Tech support scam takeaways

The consumer antivirus company reported that it blocked over 12.3 million tech support URLs connected with scam attempts between July and September. At this volume, tech support scams served as the top phishing threat during that period.

Those numbers weren’t a surprise. For instance, Microsoft noted that, while the numbers of this kind of scam reported to them generally fell since 2018, 60% of consumers faced a tech support scam between July 2020 and July 2021. One in six of those people fell for the ruse. In response, 30% of victims suffered computer problems. This was followed by compromised passwords and fraudulent use of payment cards at 23% and 18%, respectively.

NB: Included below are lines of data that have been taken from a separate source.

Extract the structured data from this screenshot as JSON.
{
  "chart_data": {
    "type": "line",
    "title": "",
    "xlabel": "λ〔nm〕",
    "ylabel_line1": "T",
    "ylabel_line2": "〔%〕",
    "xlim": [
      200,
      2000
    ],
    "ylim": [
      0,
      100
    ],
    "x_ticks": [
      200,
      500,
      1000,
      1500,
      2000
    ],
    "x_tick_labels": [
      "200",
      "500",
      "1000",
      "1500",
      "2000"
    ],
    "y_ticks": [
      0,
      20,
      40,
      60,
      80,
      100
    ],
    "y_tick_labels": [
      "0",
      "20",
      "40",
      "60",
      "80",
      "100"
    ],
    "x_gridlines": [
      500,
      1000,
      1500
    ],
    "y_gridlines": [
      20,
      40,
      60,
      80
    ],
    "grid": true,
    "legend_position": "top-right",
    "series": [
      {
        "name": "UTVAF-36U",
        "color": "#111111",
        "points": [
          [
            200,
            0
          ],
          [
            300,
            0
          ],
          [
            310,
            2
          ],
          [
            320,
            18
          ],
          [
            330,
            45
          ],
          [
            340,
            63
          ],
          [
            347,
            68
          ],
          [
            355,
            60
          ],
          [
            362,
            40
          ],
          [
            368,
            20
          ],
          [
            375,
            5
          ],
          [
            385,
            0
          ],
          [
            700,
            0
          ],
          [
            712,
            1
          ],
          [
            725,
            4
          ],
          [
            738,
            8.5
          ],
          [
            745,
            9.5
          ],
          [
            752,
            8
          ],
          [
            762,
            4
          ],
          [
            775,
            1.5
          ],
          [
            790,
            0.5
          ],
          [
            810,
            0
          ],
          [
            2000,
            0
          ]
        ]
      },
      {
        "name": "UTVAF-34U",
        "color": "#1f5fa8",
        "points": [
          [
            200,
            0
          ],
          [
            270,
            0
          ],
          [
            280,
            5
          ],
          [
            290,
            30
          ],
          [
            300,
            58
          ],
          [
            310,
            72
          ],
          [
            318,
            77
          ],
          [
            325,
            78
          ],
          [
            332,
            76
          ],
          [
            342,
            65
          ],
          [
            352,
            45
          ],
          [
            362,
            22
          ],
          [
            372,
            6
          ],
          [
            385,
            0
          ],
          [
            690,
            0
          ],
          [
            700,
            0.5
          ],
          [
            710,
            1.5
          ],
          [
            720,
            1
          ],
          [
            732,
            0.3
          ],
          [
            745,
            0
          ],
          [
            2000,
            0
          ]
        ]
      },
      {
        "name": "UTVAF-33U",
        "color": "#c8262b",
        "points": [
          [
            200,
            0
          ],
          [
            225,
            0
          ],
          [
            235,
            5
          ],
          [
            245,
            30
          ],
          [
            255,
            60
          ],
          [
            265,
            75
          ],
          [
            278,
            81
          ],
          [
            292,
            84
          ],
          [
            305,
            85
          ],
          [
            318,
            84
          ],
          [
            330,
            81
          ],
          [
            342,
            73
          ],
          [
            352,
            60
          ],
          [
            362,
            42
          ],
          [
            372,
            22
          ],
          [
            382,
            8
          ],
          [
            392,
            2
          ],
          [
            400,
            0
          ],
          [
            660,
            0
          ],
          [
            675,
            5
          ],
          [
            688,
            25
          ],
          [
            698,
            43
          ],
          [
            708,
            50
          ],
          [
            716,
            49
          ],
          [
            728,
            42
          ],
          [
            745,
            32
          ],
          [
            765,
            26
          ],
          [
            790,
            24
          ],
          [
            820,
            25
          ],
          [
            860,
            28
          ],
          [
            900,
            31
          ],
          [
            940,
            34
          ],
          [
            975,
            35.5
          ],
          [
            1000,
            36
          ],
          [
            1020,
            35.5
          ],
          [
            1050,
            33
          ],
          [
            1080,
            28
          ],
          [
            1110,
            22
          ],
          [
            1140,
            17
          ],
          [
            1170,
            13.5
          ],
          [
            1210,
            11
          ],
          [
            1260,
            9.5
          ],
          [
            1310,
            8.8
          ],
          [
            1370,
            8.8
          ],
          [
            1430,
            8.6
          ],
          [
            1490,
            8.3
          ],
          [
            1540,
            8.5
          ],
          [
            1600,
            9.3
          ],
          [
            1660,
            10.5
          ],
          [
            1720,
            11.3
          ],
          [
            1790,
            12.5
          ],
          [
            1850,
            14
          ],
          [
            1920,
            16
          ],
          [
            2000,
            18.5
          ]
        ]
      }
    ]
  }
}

Out of all the age groups surveyed, millennials and Gen Zers experienced the greatest exposure to tech support phishing scams. One-tenth of respondents from both age groups fell for the ploy, losing money in the process.

Why tech support scams are more pertinent than ever

According to NortonLifeLock, tech support phishing scams became more pervasive following the events of 2020 for two reasons. First, users became more reliant on computers, smartphones and other devices to do their work, go to school, get their groceries and complete other daily tasks. Malicious actors took advantage of this increased use with the knowledge that they could expand their base of potential victims.

Second, tech support scams have a history of working. Why? Like other types of phishing, they rely on social engineering first and foremost. This lowers the barrier of entry for many digital attackers, as a lack of technical expertise doesn’t prohibit them from targeting someone.

These tech support scams claim all different types of people as victims. Young people, the elderly and even people who track down scammers on the web can fall for it. That’s what happened to the creator of the Tech Support Scams YouTube channel in July. Scammers contacted the YouTube creator while pretending to be support representatives for the platform. Those attackers didn’t steal the creator’s account credentials, wrote The Register, but they did manage to trick him into at least temporarily deleting his channel.

How to defend against tech support scams

For organizations to defend themselves against tech support phishing scams, they need to invest in their employee security awareness training programs.

NortonLifeLock recommended that organizations educate their employees to never call a number contained in a pop-up ad or message warning of computer issues. Through their employer’s security modules, they can learn to inform IT and/or to contact the tech company being impersonated instead.

At the same time, security firms can use threat intelligence to keep their employees informed about relevant scam attempts. This is especially pertinent around the holidays when the security community witnesses a rise in shopping fraud attempts and charity phishing scams.